Quarenta anos depois poderiam os actuais bispos subscrever de novo, em muitos pontos, o triste diagnóstico. Criticar de novo “a expansão de uma economia que não está ao serviço de todos” e “a oferta e aceitação de condições de trabalho despersonalizantes, nas quais o homem é equiparado à máquina”. Na luta contra a desigualdade, e a pobreza por muito que se avance é sempre pouco.

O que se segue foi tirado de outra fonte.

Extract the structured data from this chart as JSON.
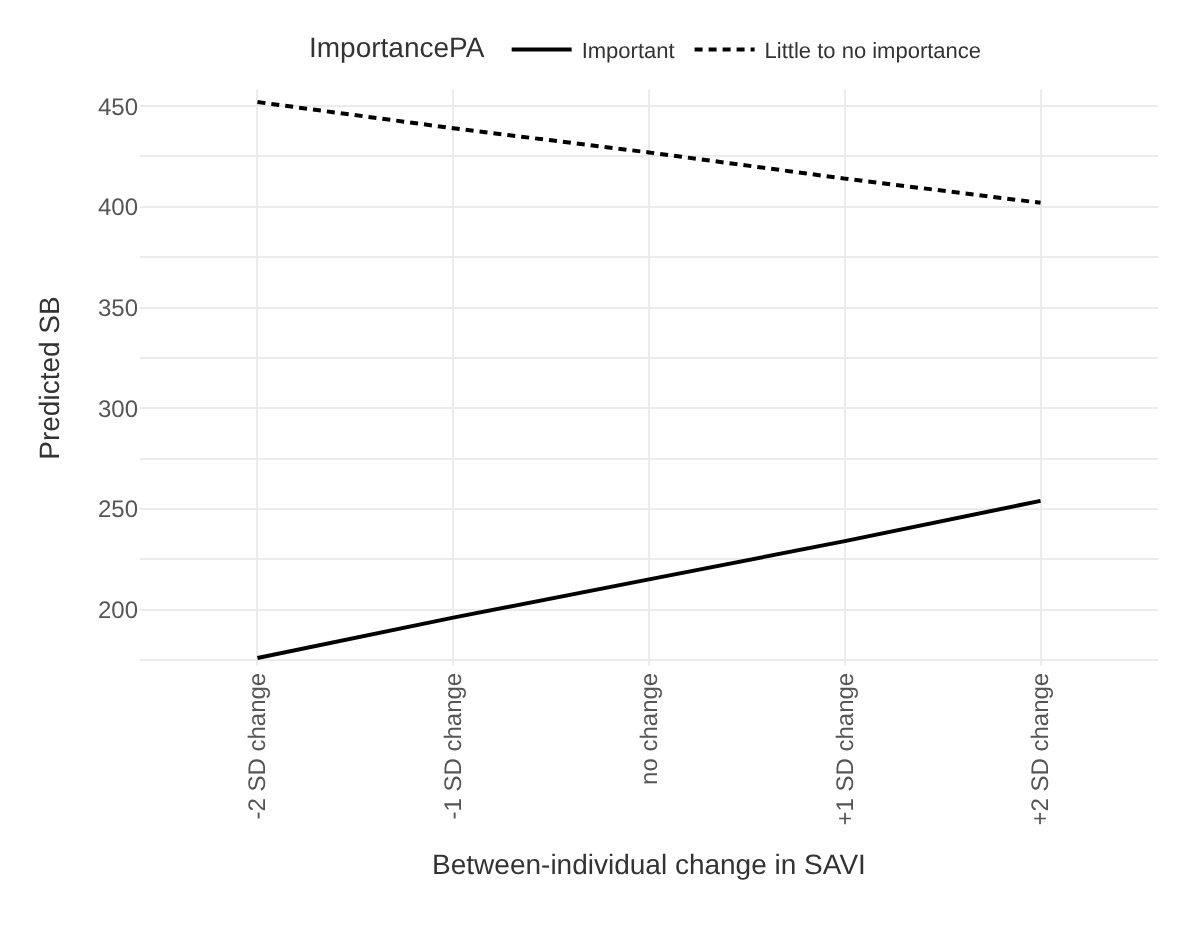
{
  "chart_data": {
    "type": "line",
    "xlabel": "Between-individual change in SAVI",
    "ylabel": "Predicted SB",
    "legend_title": "ImportancePA",
    "categories": [
      "-2 SD change",
      "-1 SD change",
      "no change",
      "+1 SD change",
      "+2 SD change"
    ],
    "series": [
      {
        "name": "Important",
        "color": "#000000",
        "line_style": "solid",
        "values": [
          176,
          196,
          215,
          234,
          254
        ]
      },
      {
        "name": "Little to no importance",
        "color": "#000000",
        "line_style": "dashed",
        "values": [
          452,
          439,
          427,
          414,
          402
        ]
      }
    ],
    "ylim": [
      172,
      458
    ],
    "yticks": [
      {
        "value": 175,
        "label": null
      },
      200,
      {
        "value": 225,
        "label": null
      },
      250,
      {
        "value": 275,
        "label": null
      },
      300,
      {
        "value": 325,
        "label": null
      },
      350,
      {
        "value": 375,
        "label": null
      },
      400,
      {
        "value": 425,
        "label": null
      },
      450
    ],
    "grid": true,
    "legend": "top",
    "marker": "none"
  }
}
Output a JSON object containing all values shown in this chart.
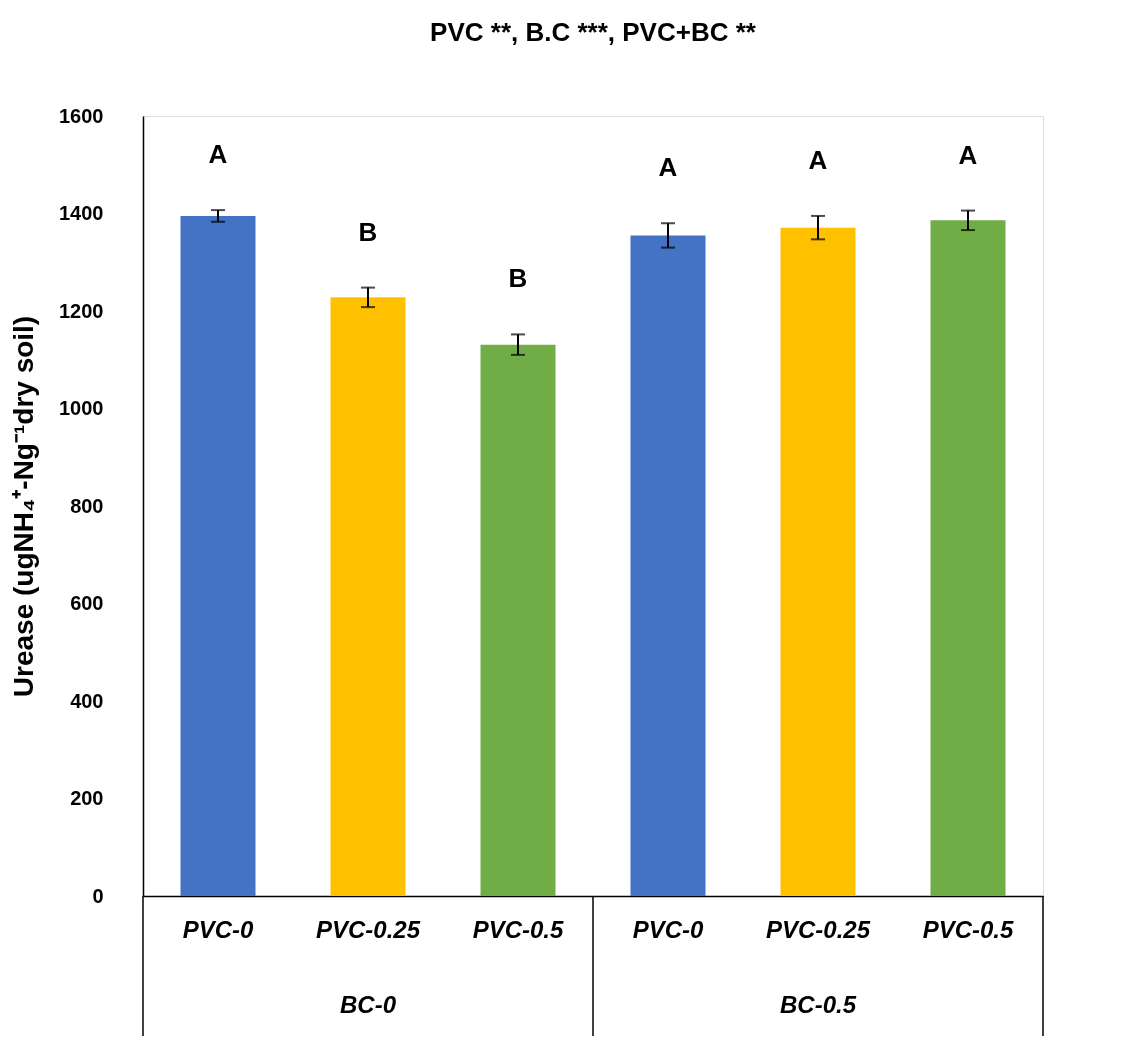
{
  "chart_data": {
    "type": "bar",
    "title": "PVC **, B.C ***, PVC+BC **",
    "ylabel": "Urease (ugNH₄⁺-Ng⁻¹dry soil)",
    "categories": [
      "PVC-0",
      "PVC-0.25",
      "PVC-0.5",
      "PVC-0",
      "PVC-0.25",
      "PVC-0.5"
    ],
    "values": [
      1395,
      1228,
      1131,
      1355,
      1371,
      1386
    ],
    "errors": [
      12,
      20,
      21,
      25,
      24,
      20
    ],
    "colors": [
      "#4472c4",
      "#ffc000",
      "#70ad47",
      "#4472c4",
      "#ffc000",
      "#70ad47"
    ],
    "ylim": [
      0,
      1600
    ],
    "yticks": [
      0,
      200,
      400,
      600,
      800,
      1000,
      1200,
      1400,
      1600
    ],
    "grid": false,
    "annotations": [
      "A",
      "B",
      "B",
      "A",
      "A",
      "A",
      "BC-0",
      "BC-0.5"
    ]
  }
}
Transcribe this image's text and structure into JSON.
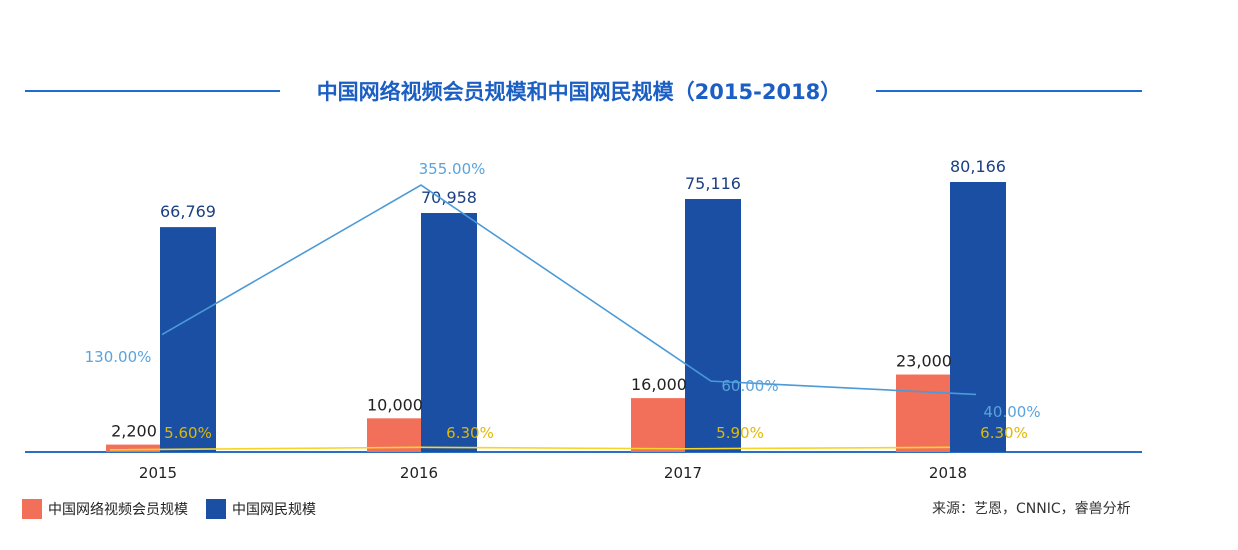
{
  "title": "中国网络视频会员规模和中国网民规模（2015-2018）",
  "source": "来源：艺恩，CNNIC，睿兽分析",
  "colors": {
    "member_bar": "#f2705a",
    "user_bar": "#1b4fa3",
    "member_growth_line": "#4a9ad8",
    "penetration_line": "#f5d52a",
    "axis": "#2a6fc1",
    "title": "#1b5fc4"
  },
  "chart_data": {
    "type": "bar",
    "title": "中国网络视频会员规模和中国网民规模（2015-2018）",
    "categories": [
      "2015",
      "2016",
      "2017",
      "2018"
    ],
    "series": [
      {
        "name": "中国网络视频会员规模",
        "type": "bar",
        "values": [
          2200,
          10000,
          16000,
          23000
        ],
        "labels": [
          "2,200",
          "10,000",
          "16,000",
          "23,000"
        ]
      },
      {
        "name": "中国网民规模",
        "type": "bar",
        "values": [
          66769,
          70958,
          75116,
          80166
        ],
        "labels": [
          "66,769",
          "70,958",
          "75,116",
          "80,166"
        ]
      },
      {
        "type": "line",
        "values": [
          130,
          355,
          60,
          40
        ],
        "labels": [
          "130.00%",
          "355.00%",
          "60.00%",
          "40.00%"
        ]
      },
      {
        "type": "line",
        "values": [
          5.6,
          6.3,
          5.9,
          6.3
        ],
        "labels": [
          "5.60%",
          "6.30%",
          "5.90%",
          "6.30%"
        ]
      }
    ],
    "xlabel": "",
    "ylabel": "",
    "grid": false,
    "legend": "bottom-left"
  }
}
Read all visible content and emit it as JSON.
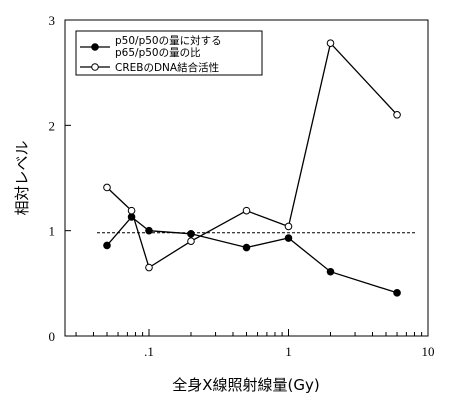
{
  "chart_data": {
    "type": "line",
    "xlabel": "全身X線照射線量(Gy)",
    "ylabel": "相対レベル",
    "xscale": "log",
    "xlim": [
      0.025,
      10
    ],
    "ylim": [
      0,
      3
    ],
    "x_ticks": [
      0.1,
      1,
      10
    ],
    "x_tick_labels": [
      ".1",
      "1",
      "10"
    ],
    "y_ticks": [
      0,
      1,
      2,
      3
    ],
    "y_tick_labels": [
      "0",
      "1",
      "2",
      "3"
    ],
    "reference_line": {
      "y": 0.98,
      "style": "dashed"
    },
    "legend_position": "top-left",
    "series": [
      {
        "name_lines": [
          "p50/p50の量に対する",
          "p65/p50の量の比"
        ],
        "marker": "filled-circle",
        "x": [
          0.05,
          0.075,
          0.1,
          0.2,
          0.5,
          1,
          2,
          6
        ],
        "values": [
          0.86,
          1.13,
          1.0,
          0.97,
          0.84,
          0.93,
          0.61,
          0.41
        ]
      },
      {
        "name": "CREBのDNA結合活性",
        "marker": "open-circle",
        "x": [
          0.05,
          0.075,
          0.1,
          0.2,
          0.5,
          1,
          2,
          6
        ],
        "values": [
          1.41,
          1.19,
          0.65,
          0.9,
          1.19,
          1.04,
          2.78,
          2.1
        ]
      }
    ]
  }
}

Dói esta actualidade? Dói. Pior ainda, porque há 40 anos se exigia dos católicos que não se resignassem perante o atraso na concessão de direitos que parecia elementar conquistar e agora urge mobilizá-los para impedir um verdadeiro retrocesso civilizacional que cegos pelo medo dos efeitos da crise e da globalização parecemos demasiado impotentes para conseguir travar.

Mas mesmo que depois dos cravos nem tudo tenham sido as rosas prometidas, abençoado dia! 

*Titulo inspirado na última frase da crónica de Rui Tavares sobre o mesmo tema.